4 thoughts on “Claim it girl!

  1. For a while, I told people I was a stay-at-home mom because of the perception that writers are lazy. Then, I found out that many people, especially women in my community (black women), find little or no value in the contributions of homemakers. So, I told people I was a consultant. This way, I could excuse being at home because consultants have flexible schedules. This was not a good idea. Because I had a “flexible” schedule, I turned into the go-to-mom for sick days, doctors’ appointments and such.

    Recently, I settled into the title of “write-at-home-mom”. My work is writing and being at home with my boys. I am a lot happier and don’t have to explain what I do.

  2. I related to every single word of this post! My transition was from corporate to consultant to self-employed WAHM to full time employed WAHM. Now I want to make a smarter transition to self-employed writer/marketer WAHM, fixing the naive mistakes I made when I first went into business and becoming more productive as both a freelance and creative writer. And I’ve already started, so here I’m claiming it:

    I’m a work-at-home, self-employed writer mom & marketer.

    Wee! That felt good, thank you!!

  3. Good for you! I was excited to be a stay at home mom for the first year of my oldest son’s life (every mom doesn’t have that option!) I’m also excited to be at work at home mom. When friends ask if I feel like I’m “wasting” my Columbia education/work background/etc. by my life decisions, I am like “no way”.

    I’ve never read of anyone wishing that they had spent more time at school/work/etc. on their death beds. Rather, it’s the time that they missed with their loved ones that are often causes of regret. I think that as work at home moms, we have the best of both worlds!

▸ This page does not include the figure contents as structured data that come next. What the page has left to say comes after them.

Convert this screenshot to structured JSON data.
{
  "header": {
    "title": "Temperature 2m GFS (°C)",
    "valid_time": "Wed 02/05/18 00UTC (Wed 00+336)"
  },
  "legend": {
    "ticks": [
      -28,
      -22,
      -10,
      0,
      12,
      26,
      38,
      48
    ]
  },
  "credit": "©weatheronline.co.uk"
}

  4. I love that you’re so honest about your struggle with labels and claiming your title even as you morph into new roles and take new challenges.

    It’s crazy how the need for “a title” is so ingrained in us that when we don’t have a one at the ready (me for instance, out of work, but still writing, blogging, consulting and mommying) we can feel sort of inadequate. I’m finally learning how to label myself with my personal passion title (professional writer & author who specializes in girl empowerment issues!) rather than my old work title. Glad to see I’m not the only one who’s struggled with this.